Dr. Tim McCarthy spills beans on club workings as he crusades against assault on campus.
The door to Tim McCarthy 93’s cloistered Quincy office proclaims itself, in rainbow colors, a “safe zone.” Yet, the man himself had long been a participant, a proponent, and a living emblem, in fact, of spaces that were anything but safe. And on a sunny September morning last Thursday, he had his personal reckoning: twenty-five years after graduation, McCarthy renounced his membership from the Phoenix S.K. Club in a widely publicized address delivered at Memorial Church.
McCarthy was riven by the contradictions that had come to define him. He directs the Sexuality, Gender and Human Rights program at the Kennedy School, and is a trained feminist. Students and colleagues found it hard to reconcile his mission on campus with his involvement in a club built on exclusivity, elitism, and male privilege. Conversations took on tinted tones, glances shifted, and attitudes changed.
The tipping point came when Harvard released the results of the campus-wide Sexual Conduct Survey this past Monday. The administration chose to suppress the precise figures for how final clubs were contributing to sexual assault on campus but the clues were clear: the numbers were bad. Bad enough to get a administration hamstrung by years of apathy and inertia to wake up and take notice; to put, in the Crimson’s words, the 8 all-male Final Clubs “on notice.”
McCarthy’s dilemma was years in the making. He dropped out of the punch process sophomore year only to join the club his junior fall. Even after he graduated, he says he went back to the club “only as a young alum,” and only on occasions such as the Harvard-Yale game or Commencement when “other alums were in town.” He declares defensively that he hasn’t been back in “many years” and has never donated to the club.

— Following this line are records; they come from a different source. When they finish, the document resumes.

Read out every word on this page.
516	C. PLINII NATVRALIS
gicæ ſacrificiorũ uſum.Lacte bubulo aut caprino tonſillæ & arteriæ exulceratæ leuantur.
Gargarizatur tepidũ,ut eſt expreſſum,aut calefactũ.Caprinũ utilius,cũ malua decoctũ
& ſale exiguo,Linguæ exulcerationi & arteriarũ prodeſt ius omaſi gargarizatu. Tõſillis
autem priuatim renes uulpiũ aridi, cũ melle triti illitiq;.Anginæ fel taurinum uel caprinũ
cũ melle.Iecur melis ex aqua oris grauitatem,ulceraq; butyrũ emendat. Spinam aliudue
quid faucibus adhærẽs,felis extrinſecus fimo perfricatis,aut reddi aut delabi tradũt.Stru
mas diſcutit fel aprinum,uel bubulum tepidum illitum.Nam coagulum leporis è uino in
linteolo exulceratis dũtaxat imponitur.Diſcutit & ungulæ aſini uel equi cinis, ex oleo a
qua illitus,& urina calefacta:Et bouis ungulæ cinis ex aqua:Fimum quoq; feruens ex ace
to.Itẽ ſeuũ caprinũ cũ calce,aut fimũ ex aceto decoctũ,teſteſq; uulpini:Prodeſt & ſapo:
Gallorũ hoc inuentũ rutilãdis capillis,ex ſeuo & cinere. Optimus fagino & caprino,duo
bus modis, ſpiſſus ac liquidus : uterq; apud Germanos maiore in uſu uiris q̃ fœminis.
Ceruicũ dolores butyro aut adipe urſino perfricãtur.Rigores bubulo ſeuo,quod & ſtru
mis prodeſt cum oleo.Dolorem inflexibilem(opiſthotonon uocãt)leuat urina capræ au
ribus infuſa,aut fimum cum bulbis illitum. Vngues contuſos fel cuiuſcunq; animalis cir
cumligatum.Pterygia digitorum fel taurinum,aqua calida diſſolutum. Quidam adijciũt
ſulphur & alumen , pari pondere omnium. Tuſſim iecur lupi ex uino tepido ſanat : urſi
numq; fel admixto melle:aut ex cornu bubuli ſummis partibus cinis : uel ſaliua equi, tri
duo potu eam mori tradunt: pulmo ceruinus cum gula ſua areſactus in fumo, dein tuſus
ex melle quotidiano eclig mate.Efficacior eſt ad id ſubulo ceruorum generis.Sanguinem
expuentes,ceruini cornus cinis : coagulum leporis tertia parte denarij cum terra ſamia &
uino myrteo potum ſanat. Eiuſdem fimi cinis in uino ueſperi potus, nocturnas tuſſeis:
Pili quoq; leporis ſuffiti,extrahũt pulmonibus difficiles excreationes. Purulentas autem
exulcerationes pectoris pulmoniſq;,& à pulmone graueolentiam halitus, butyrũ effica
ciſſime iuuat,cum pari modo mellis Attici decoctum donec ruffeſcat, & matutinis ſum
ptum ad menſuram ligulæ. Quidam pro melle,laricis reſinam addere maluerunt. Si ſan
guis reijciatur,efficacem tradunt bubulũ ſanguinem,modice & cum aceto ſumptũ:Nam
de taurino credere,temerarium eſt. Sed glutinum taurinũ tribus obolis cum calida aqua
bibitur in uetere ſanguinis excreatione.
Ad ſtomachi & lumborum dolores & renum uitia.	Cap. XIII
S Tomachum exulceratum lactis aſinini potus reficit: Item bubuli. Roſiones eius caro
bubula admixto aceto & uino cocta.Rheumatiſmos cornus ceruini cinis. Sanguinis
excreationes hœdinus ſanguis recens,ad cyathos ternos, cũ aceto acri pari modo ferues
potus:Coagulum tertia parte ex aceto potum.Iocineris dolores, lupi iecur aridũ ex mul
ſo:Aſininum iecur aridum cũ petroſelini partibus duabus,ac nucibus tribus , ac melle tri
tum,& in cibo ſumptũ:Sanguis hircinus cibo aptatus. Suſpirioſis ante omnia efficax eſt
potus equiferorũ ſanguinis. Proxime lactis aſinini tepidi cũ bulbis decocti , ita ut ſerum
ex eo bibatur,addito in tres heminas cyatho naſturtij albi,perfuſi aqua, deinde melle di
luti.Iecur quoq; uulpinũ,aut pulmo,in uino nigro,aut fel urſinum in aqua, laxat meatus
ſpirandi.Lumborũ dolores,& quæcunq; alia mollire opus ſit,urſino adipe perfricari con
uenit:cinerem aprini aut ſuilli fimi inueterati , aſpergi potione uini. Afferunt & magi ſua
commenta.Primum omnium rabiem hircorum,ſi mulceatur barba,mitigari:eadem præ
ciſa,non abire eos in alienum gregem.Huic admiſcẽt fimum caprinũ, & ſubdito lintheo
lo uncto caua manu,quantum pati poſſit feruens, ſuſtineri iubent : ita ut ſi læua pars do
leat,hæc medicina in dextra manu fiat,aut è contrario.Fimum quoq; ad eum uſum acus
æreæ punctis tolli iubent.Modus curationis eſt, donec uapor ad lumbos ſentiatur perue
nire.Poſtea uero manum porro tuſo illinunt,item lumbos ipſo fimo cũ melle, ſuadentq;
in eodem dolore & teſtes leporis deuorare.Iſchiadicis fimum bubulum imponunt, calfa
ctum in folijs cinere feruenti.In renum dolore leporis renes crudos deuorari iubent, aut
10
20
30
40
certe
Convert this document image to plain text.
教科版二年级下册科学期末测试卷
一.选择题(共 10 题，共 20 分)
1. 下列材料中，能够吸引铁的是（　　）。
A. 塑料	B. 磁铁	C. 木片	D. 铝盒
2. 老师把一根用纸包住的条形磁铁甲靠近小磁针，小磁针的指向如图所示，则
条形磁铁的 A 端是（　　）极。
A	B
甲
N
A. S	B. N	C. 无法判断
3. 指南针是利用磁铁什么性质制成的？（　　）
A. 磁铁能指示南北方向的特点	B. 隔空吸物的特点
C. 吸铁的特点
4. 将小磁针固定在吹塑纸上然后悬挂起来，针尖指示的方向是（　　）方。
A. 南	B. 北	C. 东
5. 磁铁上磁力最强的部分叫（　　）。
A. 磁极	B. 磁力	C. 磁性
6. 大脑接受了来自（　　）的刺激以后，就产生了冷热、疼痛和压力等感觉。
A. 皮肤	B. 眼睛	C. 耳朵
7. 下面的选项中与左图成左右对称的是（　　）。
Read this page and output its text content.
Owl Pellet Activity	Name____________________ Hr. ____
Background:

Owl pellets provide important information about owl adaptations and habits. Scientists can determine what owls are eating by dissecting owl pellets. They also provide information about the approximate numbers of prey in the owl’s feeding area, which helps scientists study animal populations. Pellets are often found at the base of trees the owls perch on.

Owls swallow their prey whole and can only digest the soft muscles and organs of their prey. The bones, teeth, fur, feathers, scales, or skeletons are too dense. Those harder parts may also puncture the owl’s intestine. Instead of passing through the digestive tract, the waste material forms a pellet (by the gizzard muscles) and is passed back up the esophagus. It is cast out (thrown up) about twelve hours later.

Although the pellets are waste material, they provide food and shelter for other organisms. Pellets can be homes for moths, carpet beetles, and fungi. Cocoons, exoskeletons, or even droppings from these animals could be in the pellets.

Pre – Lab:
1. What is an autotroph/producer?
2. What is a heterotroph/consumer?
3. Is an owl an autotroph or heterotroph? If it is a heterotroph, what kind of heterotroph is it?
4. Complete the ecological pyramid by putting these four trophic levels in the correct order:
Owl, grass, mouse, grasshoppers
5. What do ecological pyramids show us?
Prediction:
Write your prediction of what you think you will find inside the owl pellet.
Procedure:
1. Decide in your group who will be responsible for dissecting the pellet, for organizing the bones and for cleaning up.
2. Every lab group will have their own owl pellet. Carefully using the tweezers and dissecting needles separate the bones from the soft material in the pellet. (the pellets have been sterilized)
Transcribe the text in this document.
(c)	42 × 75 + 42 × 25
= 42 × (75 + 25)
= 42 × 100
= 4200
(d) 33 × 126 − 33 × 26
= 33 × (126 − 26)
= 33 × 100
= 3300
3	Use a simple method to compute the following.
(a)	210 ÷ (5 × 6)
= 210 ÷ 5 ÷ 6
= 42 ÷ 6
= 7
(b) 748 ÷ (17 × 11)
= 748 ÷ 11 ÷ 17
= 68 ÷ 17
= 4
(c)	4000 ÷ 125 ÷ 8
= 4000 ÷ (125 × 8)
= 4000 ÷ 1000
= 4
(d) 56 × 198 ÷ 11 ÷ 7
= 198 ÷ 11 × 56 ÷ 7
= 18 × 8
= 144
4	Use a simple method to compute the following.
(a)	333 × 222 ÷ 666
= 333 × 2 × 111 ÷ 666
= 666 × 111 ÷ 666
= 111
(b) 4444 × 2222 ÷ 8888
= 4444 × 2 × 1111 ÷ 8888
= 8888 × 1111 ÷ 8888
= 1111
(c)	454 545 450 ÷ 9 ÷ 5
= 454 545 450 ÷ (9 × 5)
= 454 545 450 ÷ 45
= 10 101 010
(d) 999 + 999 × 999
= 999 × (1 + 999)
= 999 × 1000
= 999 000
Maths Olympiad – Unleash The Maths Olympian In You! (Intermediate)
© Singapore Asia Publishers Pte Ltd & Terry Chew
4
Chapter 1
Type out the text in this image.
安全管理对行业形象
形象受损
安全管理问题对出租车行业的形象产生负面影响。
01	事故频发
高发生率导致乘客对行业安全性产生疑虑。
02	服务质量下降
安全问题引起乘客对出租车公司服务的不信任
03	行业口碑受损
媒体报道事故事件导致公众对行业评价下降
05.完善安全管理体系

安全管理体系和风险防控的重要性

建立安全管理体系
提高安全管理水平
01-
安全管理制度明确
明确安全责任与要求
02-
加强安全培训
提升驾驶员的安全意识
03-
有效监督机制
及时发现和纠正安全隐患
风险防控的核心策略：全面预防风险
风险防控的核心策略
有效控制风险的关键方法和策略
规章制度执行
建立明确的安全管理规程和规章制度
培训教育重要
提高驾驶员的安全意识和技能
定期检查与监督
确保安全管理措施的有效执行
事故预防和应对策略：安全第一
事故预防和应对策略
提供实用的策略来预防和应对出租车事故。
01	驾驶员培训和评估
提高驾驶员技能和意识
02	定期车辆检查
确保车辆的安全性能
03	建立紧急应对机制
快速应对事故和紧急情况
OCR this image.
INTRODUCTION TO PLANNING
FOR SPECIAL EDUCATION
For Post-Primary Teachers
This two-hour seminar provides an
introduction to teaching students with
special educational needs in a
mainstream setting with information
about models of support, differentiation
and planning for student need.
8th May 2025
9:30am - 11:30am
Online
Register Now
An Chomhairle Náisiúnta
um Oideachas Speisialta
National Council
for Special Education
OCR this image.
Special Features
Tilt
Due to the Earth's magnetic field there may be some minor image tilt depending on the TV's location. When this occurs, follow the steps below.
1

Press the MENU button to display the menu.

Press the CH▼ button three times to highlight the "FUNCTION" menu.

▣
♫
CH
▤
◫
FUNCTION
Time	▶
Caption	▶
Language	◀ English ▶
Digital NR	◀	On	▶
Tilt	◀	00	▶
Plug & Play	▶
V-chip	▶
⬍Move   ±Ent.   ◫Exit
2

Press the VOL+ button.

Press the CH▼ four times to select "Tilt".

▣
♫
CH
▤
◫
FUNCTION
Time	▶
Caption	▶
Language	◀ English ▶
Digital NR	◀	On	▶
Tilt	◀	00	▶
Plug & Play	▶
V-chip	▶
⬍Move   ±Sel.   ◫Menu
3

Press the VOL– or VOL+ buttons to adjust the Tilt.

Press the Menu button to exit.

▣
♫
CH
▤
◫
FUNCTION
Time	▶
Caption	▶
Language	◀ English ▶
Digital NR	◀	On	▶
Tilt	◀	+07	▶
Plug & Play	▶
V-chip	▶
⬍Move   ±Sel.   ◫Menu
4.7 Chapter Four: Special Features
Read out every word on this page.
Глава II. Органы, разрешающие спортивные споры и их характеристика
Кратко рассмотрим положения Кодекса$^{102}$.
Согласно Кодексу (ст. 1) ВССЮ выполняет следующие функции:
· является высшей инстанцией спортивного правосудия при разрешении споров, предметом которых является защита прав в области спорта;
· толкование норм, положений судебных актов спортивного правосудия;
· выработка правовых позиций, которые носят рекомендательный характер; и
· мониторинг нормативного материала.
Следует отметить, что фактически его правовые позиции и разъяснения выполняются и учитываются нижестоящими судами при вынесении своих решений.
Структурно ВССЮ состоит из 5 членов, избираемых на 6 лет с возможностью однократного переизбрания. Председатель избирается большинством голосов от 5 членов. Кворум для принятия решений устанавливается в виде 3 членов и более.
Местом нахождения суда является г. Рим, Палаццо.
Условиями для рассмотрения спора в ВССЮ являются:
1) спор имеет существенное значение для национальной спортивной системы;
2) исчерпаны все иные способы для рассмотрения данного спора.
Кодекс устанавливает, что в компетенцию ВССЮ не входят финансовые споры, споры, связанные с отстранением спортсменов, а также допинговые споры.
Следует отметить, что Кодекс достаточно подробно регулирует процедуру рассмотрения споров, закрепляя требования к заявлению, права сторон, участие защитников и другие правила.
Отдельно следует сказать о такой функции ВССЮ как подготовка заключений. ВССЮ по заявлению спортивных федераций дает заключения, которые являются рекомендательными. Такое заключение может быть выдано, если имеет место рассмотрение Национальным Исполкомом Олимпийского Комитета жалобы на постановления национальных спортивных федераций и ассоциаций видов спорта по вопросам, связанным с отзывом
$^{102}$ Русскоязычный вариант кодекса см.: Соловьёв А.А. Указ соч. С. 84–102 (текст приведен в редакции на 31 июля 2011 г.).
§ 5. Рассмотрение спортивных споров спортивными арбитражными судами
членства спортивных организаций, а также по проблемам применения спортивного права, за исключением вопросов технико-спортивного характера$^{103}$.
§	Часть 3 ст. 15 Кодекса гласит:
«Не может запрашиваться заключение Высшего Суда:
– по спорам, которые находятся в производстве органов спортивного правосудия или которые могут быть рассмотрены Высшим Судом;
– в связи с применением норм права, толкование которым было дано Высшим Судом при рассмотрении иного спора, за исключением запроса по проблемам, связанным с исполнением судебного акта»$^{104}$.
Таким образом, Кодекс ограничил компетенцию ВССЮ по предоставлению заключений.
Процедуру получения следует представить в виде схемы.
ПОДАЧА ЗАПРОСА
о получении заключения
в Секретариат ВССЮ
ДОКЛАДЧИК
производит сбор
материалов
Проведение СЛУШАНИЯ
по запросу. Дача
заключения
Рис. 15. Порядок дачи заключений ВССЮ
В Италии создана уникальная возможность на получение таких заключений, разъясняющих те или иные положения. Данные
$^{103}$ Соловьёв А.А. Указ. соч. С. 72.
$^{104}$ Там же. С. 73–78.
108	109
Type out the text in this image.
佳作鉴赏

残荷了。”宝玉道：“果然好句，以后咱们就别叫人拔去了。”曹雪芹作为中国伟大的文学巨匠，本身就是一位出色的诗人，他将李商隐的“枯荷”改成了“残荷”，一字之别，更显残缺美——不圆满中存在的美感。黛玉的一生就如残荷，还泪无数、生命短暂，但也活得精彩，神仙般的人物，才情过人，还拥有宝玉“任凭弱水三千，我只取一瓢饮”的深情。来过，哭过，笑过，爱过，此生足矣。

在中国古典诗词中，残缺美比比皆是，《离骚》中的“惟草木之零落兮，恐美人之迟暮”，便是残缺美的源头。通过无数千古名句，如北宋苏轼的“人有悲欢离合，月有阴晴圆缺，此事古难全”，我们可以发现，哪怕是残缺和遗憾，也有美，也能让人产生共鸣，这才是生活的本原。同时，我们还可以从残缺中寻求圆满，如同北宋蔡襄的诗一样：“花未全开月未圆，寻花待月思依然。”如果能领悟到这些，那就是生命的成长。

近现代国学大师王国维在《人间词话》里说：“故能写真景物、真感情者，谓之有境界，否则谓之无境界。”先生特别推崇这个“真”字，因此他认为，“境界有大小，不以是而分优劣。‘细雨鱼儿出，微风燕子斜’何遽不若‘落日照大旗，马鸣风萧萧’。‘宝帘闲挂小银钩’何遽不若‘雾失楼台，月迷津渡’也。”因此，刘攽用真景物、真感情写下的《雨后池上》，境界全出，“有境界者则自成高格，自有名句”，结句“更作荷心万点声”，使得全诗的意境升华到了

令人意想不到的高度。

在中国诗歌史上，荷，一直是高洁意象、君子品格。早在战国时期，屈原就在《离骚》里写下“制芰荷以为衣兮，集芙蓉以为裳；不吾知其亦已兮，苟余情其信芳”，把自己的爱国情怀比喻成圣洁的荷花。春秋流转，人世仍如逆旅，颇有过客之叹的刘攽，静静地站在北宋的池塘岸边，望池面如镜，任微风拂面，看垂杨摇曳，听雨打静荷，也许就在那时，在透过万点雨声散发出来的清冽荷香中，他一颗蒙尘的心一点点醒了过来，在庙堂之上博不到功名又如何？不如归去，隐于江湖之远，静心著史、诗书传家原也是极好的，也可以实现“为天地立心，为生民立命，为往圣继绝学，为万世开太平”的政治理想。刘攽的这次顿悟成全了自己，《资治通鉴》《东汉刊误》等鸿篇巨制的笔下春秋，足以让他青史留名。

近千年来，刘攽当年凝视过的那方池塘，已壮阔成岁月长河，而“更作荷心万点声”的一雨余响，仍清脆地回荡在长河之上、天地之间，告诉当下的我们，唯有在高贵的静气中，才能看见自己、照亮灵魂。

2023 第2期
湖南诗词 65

He has no qualms in admitting that he gained from his Phoenix membership, both during and after his time at Harvard. He always had a place to crash, a place to “take [his] friends to” and party every weekend. If anything, he quite “enjoyed” the access to the physical space and the social privilege the club afforded him. Upon graduation, the perks continued in more subtle ways.
“While at grad school in New York, I gained access to parties I would never have been invited to through friends at the Phoenix; wealthy acquaintances at the Phoenix picked up the tab at dinners,” McCarthy says.
While the Phoenix did not open any doors for him as in the world of academia, he has “no doubt” he would have benefitted immensely off his club network had he opted for finance, consulting, or other entrepreneurial undertakings.
But the halcyon days of free dinners and exclusive parties are well past him: the dilemma is resolved. The sagging wire is taut once more. And now McCarthy has his own agenda.
He hopes to use his public presence on campus to provoke an open discussion on everything that is wrong with Final Clubs and Harvard’s social scence. What then is his vision for these clubs –would he dismantle them?
Not quite. But he wants to “provoke a reckoning” within these clubs of their role in supporting sexual violence and inequality on campus. He wants to change the way they “constitute their membership” with a more transparent punch process that is open to all genders and backgrounds. “The day for unaccountable, single-sex clubs is over,” says McCarthy.
McCarthy, who has been on both sides of the table as a punch and a ‘puncher,’ says the process is anything but equitable. “When we make decisions, we do not discuss their social merits. We talk about how cool the guy is—how he is on my sporting team, or how he went to my school,” he explains.
This admission resonates with widely entrenched suspicions that the punch process is designed to work against undergraduates who did not attend prestigious high schools or hail from low income communities; undergraduates who, in other words, do not mirror the traditional demographics of the clubs. “From getting punched to getting in, there is a toxic self-selection at work,” McCarthy asserts.
Opponents of final club regulation have argued that the exclusivity of these social clubs mirrors the exclusivity of religious groups or sporting teams on campus. To McCarthy, the lines are clear: final clubs, unlike the latter, are unaccountable to the administration. “These clubs luxuriate in the privilege of not being held accountable by Harvard,” he says.
The 153 year-old Spee Club’s decision to go co-ed may have seemed to herald a new era, but McCarthy stays unimpressed. Allowing a handful of women into what has historically been an all-male bastion would pave way for “neither equality or safety.”
Dean Rakesh Khurana sat in the front row at Memorial Church as McCarthy delivered his address and embraced the Phoenix-renouncee as he walked away from the lectern. Khurana has been unrelenting in his dealings with the clubs, arguing that no option is “off the table.” McCarthy, who claims to have been contacted by a “wide range of people” after his address went public on the Crimson website, declined to confirm if these included President Faust, Dean Khurana, or their merry band of officials.
But the hug could have symbolized the beginning of what may prove to be a potent partnership in the struggle against sexual assault and exclusivity at America’s oldest university.